Ever feel like your Internet is a little sluggish?

You’re in good company.

According to a 2011 study by Pando Networks, Idaho has the slowest Internet download speed in the country. Speed is often even slower in rural areas.

On Tuesday in Idaho Falls, state Internet coordinators and local leaders joined together to discuss how the Gem State can speed things up.

“Urban America has access to the kinds of infrastructure that rural America at this point in time is literally drooling over,” said Wayne Talmadge.

Talmadge is the manager of the Salmon Valley Business Innovation Center in Lemhi County.

“You get outside city limits and you’re limited by providers and availability and access,” said Talmadge.

Talmadge said folks in Salmon may value their alone time on the range, but it doesn’t mean slow Internet is acceptable.

“It’s unacceptable for most anybody this day and age,” he said.

Dozens of representatives from rural Idaho counties showed up at the LinkIDAHO Broadband Summit in Idaho Falls on Tuesday.

“The problem we have in Idaho is we have low population densities,” said state broadband coordinator Mike Field.

Field is kind of a “Moses” character — here to lead Idahoans to an Internet promised land.

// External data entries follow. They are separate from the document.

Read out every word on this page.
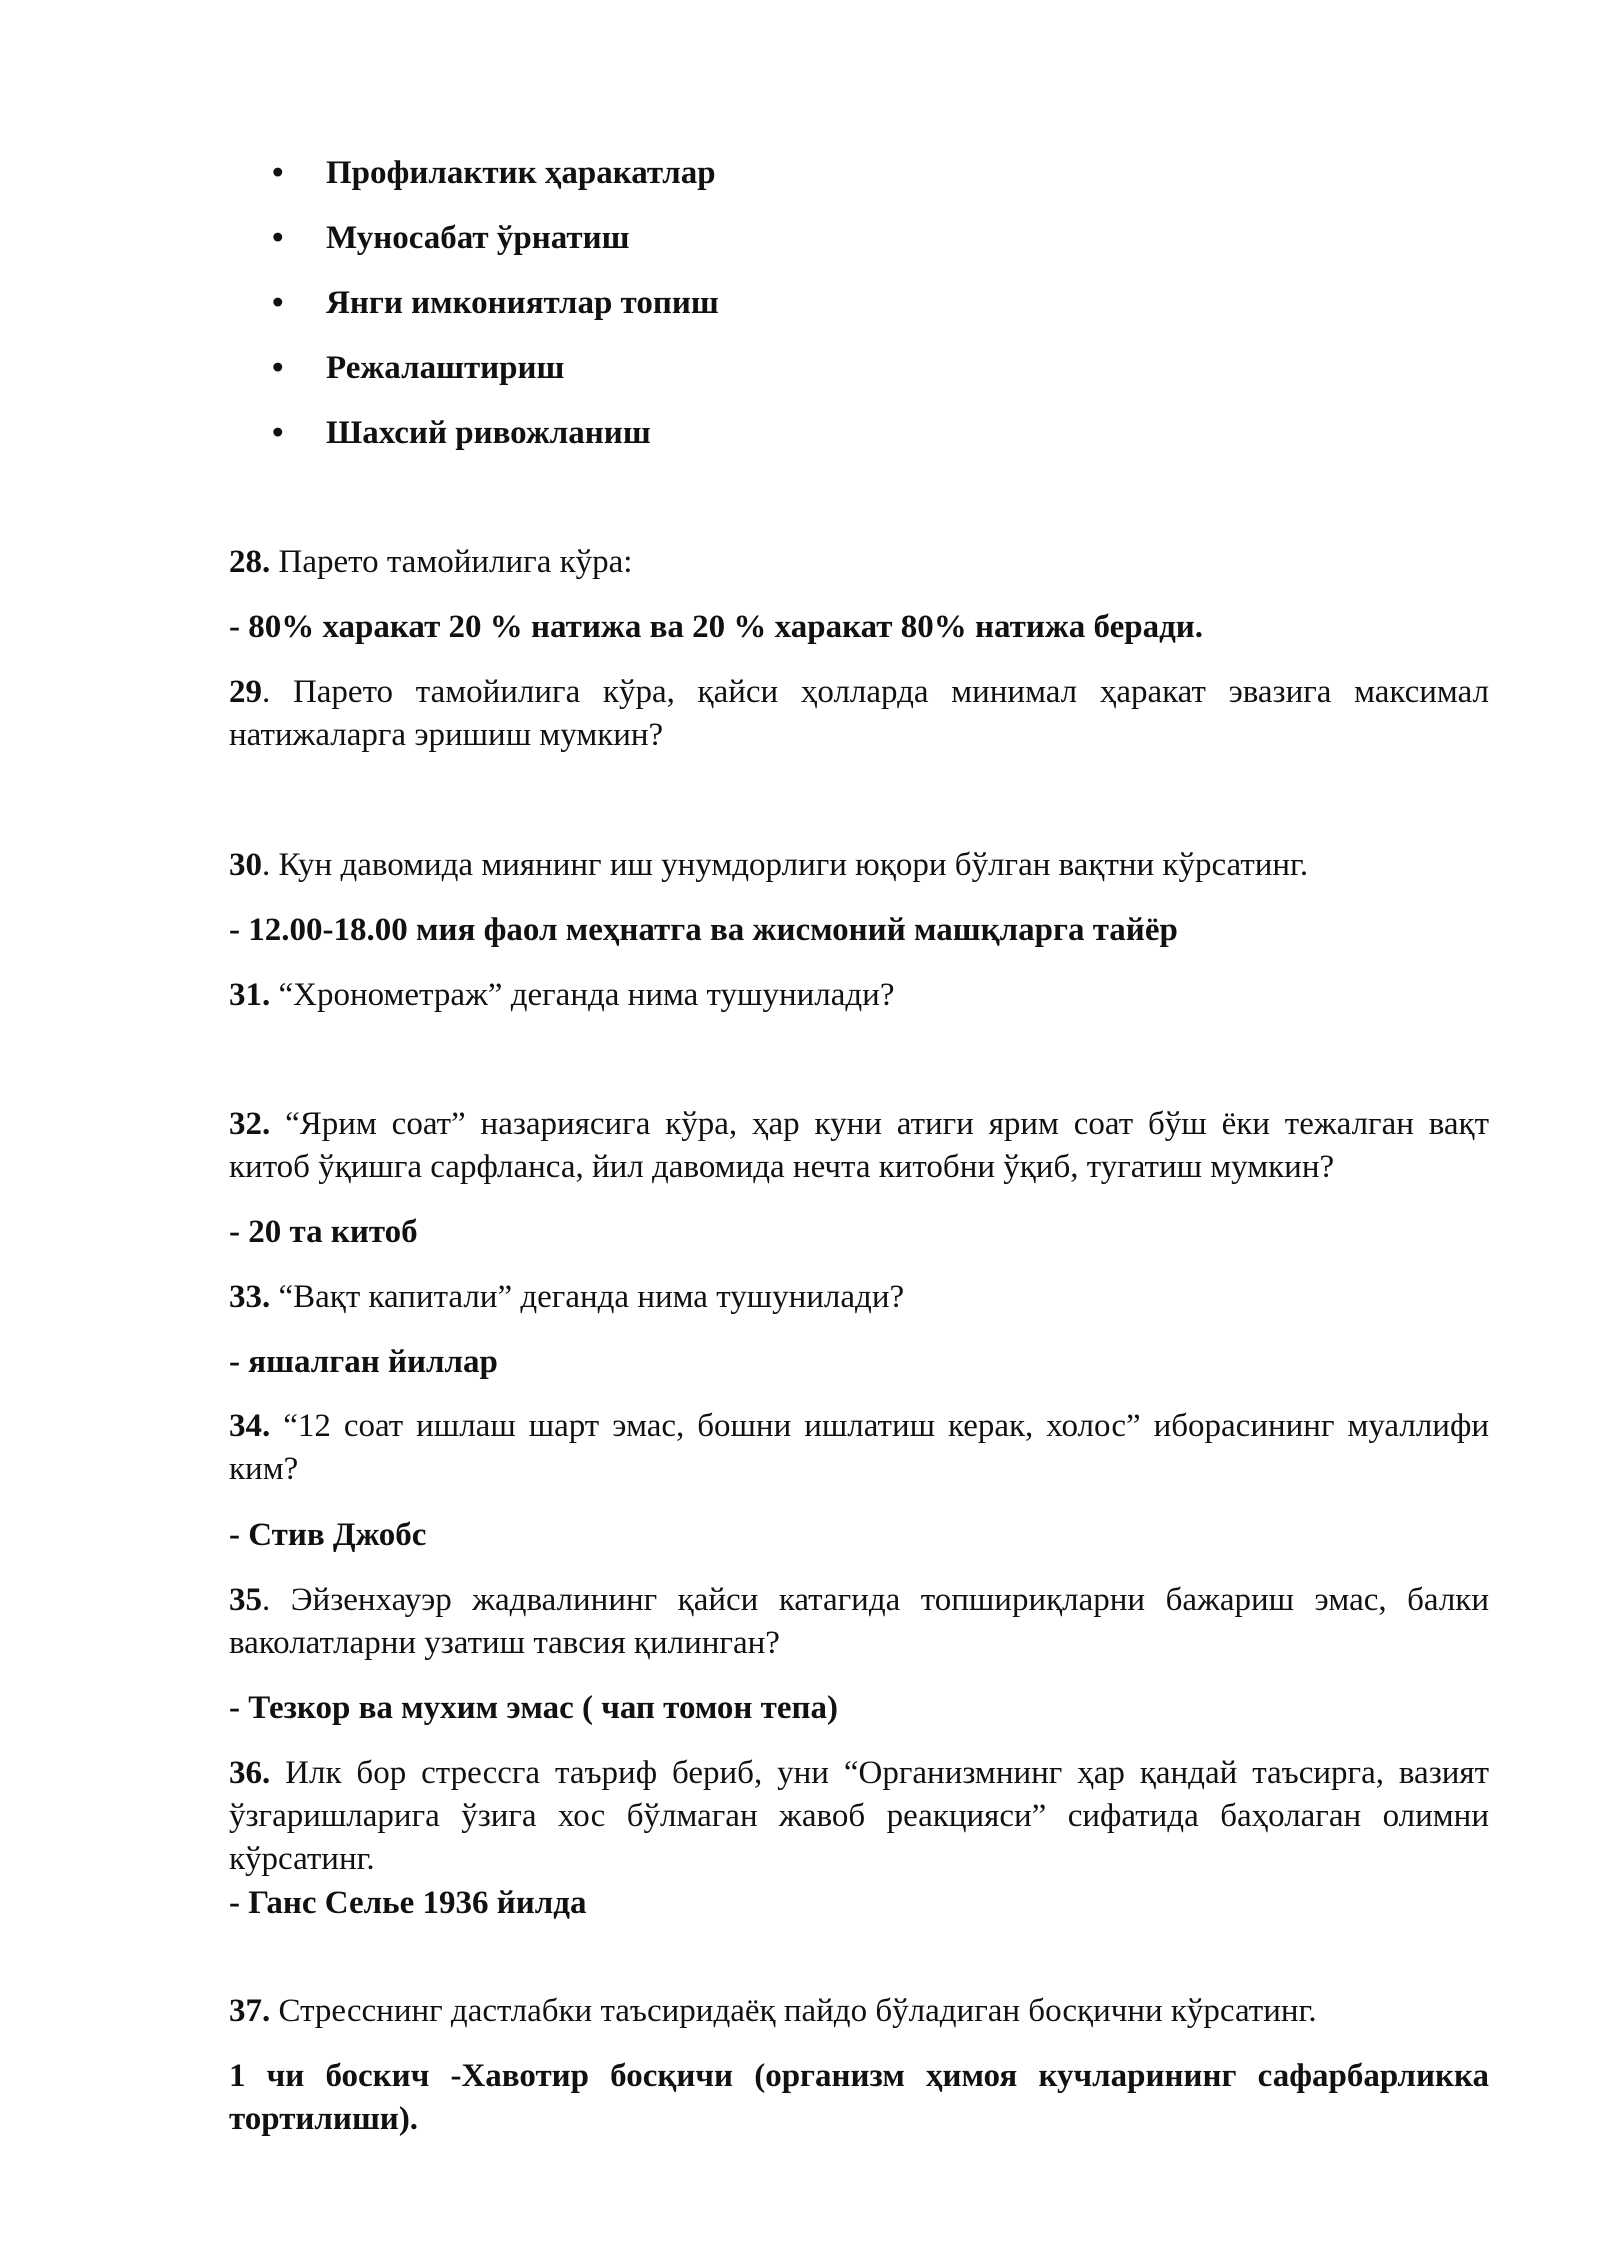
•	Профилактик ҳаракатлар
•	Муносабат ўрнатиш
•	Янги имкониятлар топиш
•	Режалаштириш
•	Шахсий ривожланиш

28. Парето тамойилига кўра:

- 80% харакат 20 % натижа ва 20 % харакат 80% натижа беради.

29. Парето тамойилига кўра, қайси ҳолларда минимал ҳаракат эвазига максимал натижаларга эришиш мумкин?

30. Кун давомида миянинг иш унумдорлиги юқори бўлган вақтни кўрсатинг.

- 12.00-18.00 мия фаол меҳнатга ва жисмоний машқларга тайёр

31. “Хронометраж” деганда нима тушунилади?

32. “Ярим соат” назариясига кўра, ҳар куни атиги ярим соат бўш ёки тежалган вақт китоб ўқишга сарфланса, йил давомида нечта китобни ўқиб, тугатиш мумкин?

- 20 та китоб

33. “Вақт капитали” деганда нима тушунилади?

- яшалган йиллар

34. “12 соат ишлаш шарт эмас, бошни ишлатиш керак, холос” иборасининг муаллифи ким?

- Стив Джобс

35. Эйзенхауэр жадвалининг қайси катагида топшириқларни бажариш эмас, балки ваколатларни узатиш тавсия қилинган?

- Тезкор ва мухим эмас ( чап томон тепа)

36. Илк бор стрессга таъриф бериб, уни “Организмнинг ҳар қандай таъсирга, вазият ўзгаришларига ўзига хос бўлмаган жавоб реакцияси” сифатида баҳолаган олимни кўрсатинг.

- Ганс Селье 1936 йилда

37. Стресснинг дастлабки таъсиридаёқ пайдо бўладиган босқични кўрсатинг.

1 чи боскич -Хавотир босқичи (организм ҳимоя кучларининг сафарбарликка тортилиши).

But there’s a lot of desert in-between where the state is now, and where it should be.

“That’s a very expensive proposition to get broadband where it’s needed,” said Field.

Tuesday’s summit is a time for local government and community representatives to throw ideas around.

“What we talk about is trying to bring all the users of broadband together to cooperate and make this thing work for our state,” said Field.

Field said when big broadband users like hospitals get on the same page with smaller users, a better state-wide infrastructure can be developed.

“Now, it’s not just ‘podunk Salmon,'” said Talmadge.

Talmadge said faster Internet will mean a chance for his community to compete.

“Suddenly people are able to talk intelligently, be able to communicate effectively because they have the tools to do it,” he said.